Carpenter’s mark on Hollywood is undeniable, as many of his films remain viable commodities in Hollywood.  1974’s ASSAULT ON PRECINCT 13 and 1980’s THE FOG were both remade in 2005.  Dwayne Johnson is reportedly circling a continuation of 1986’s BIG TROUBLE IN LITTLE CHINA.  And of course 1978’s HALLOWEEN is the grandaddy of all slasher franchises, having spawned 10 subsequent films including the 2018 sequel HALLOWEEN which is on track to be one of the most successful movies of the year.

 

Controversy over Asian representation in BTILC

During filming and when it was released in summer of 1986, BIG TROUBLE IN LITTLE CHINA was met by backlash from Asian advocacy groups who felt that the story of a white man coming along to save the day in Chinatown from ancient and evil Chinese forces was far-fetched if not downright offensive, as this article from LA Times reported at the time.  But many Asian actors, crew members, and the film’s marketing coordinator take issue with characterizing BTiLC as racially insensitive.  It seems that the perspective from those working on the project was one of an environment more inclusive and respectful than most film sets.

Protesters distributed flyers summarizing the characters of Jack Burton and Wang Chi as “a macho, smart-aleck white truck driver and his Chinese ‘yes’ man,” and while the assessment of Jack might be accurate, the reduction of Wang Chi to a “Chinese ‘yes’ man” seems misinformed.  If one ignores the fact that Kurt Russell was a bigger star than Dennis Dun and focuses strictly on the story, it would be easier to argue that Wang is the movie’s hero and Jack his bumbling sidekick than the other way around.

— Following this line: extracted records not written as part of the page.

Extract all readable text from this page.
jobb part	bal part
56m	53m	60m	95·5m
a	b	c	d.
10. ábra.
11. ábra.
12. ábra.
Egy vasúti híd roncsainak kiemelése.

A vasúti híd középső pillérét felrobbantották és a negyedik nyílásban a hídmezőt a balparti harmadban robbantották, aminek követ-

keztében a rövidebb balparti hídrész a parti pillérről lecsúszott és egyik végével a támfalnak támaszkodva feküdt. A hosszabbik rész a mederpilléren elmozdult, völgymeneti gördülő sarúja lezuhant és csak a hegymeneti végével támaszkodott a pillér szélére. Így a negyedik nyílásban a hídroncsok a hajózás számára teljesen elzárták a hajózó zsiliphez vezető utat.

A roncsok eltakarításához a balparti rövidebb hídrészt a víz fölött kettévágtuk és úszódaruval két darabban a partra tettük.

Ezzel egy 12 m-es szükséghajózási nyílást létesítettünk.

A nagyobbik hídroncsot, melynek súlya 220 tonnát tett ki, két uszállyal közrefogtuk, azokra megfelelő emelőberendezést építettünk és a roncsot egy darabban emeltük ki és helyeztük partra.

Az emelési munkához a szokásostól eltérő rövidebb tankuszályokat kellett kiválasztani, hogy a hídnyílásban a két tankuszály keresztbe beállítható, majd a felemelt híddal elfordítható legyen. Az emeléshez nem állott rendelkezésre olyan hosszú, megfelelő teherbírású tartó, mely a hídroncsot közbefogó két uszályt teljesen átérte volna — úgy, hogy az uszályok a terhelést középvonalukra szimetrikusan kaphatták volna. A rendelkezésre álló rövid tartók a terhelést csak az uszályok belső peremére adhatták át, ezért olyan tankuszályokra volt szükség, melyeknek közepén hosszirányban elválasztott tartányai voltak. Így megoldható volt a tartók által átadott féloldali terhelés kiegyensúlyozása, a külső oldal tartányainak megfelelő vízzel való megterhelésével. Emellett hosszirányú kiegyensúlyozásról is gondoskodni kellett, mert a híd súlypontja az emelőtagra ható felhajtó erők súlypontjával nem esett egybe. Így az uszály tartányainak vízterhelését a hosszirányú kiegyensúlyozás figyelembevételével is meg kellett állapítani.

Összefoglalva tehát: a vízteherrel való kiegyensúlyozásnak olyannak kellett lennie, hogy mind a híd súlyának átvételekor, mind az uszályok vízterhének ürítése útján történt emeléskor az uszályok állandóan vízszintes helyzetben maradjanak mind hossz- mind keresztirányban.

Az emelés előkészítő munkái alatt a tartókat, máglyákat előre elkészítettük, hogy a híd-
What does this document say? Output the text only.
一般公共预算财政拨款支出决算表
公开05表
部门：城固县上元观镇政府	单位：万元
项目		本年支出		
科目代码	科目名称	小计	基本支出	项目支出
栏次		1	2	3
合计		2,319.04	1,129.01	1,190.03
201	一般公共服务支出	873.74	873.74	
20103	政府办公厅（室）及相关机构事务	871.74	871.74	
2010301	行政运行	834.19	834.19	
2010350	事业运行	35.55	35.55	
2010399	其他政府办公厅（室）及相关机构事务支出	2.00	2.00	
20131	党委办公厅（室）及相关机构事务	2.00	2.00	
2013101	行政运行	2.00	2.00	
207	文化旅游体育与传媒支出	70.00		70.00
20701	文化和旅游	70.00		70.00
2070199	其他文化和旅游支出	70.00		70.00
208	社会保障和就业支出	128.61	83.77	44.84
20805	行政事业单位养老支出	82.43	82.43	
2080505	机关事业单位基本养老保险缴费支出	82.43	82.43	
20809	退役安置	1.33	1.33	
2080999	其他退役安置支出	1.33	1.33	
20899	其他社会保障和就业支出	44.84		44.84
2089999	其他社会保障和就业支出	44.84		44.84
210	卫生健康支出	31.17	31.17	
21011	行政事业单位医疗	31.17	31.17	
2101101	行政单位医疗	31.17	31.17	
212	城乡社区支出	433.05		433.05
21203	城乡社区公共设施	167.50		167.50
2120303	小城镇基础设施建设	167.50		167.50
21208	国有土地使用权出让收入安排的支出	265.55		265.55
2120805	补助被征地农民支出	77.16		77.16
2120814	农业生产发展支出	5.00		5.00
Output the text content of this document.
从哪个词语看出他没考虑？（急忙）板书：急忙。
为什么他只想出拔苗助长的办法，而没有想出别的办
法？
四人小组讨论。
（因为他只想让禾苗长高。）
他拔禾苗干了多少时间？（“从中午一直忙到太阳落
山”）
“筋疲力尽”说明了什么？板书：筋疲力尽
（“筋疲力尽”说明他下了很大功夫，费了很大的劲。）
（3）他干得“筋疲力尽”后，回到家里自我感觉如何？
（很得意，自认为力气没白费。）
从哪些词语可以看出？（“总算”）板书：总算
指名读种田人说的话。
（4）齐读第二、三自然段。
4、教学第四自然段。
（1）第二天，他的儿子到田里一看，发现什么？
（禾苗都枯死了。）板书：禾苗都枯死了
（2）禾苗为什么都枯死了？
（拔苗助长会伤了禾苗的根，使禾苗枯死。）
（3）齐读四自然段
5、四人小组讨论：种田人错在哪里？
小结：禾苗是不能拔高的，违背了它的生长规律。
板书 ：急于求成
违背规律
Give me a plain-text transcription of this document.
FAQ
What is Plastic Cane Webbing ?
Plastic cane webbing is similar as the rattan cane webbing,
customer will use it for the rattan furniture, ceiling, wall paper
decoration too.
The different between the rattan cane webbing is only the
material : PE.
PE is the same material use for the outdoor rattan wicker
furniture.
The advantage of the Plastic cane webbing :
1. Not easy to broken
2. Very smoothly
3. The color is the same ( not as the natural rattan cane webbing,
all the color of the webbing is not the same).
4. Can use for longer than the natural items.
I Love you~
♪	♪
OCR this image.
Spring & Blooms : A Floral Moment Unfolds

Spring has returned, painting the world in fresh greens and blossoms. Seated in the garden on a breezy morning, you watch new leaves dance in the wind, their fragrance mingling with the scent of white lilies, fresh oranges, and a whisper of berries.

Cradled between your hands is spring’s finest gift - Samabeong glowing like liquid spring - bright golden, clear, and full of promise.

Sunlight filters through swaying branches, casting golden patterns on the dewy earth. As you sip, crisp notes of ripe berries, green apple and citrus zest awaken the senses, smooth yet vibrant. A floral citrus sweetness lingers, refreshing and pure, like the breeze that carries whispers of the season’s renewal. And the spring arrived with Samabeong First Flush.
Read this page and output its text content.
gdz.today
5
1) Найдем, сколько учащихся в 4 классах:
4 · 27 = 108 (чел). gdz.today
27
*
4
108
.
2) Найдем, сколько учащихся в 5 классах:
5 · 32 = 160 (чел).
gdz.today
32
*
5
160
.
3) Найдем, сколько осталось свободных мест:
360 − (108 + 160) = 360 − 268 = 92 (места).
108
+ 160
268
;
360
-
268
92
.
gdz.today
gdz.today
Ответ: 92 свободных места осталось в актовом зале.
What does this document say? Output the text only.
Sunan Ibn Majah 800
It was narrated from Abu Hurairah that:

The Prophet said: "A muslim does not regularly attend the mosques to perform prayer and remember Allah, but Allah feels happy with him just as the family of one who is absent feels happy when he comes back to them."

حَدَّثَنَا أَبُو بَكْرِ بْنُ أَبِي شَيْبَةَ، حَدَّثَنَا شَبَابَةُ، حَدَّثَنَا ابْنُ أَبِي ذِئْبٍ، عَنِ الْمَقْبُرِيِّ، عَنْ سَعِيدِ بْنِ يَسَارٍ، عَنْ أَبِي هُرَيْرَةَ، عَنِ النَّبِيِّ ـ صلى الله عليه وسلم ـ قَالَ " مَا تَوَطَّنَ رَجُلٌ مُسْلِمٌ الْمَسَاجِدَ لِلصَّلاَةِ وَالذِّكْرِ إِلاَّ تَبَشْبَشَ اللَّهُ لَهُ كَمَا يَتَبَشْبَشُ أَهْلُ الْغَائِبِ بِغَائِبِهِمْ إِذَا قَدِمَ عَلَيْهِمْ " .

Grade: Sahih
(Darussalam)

Daniel Kwan, the film’s marketing coordinator says most of the complaints were coming from people who hadn’t read the script and did not offer any specifics of what they wanted to see changed.  Peter Kwong, who played Rain in BTiLC feels that attacks on the film are unfair.  In an interview with Uproxx, Kwong celebrated John Carpenter for being inclusive from the beginning and working tirelessly with the Asian cast and crew to try to make the film more authentic and less offensive.

Dennis Dun, who starred as Wang Chi in the film, had just come off his film debut in YEAR OF THE DRAGON, a film featuring Chinese street gangs that many thought portrayed Asians in a very negative light.  Dun told Uproxx that Carpenter approached him early in the production to share a letter from protestors and make Dun aware that there was a lot of scrutiny on the project.  Like his castmate Kwong, Dun praised Carpenter for calling meetings and soliciting input from the Asians on set and promoting many of the Asian crew members to higher profile roles in the production.  Both Dun and Kwong stated that Carpenter brought a feeling of family to the set that was uncommon to other projects they had worked on.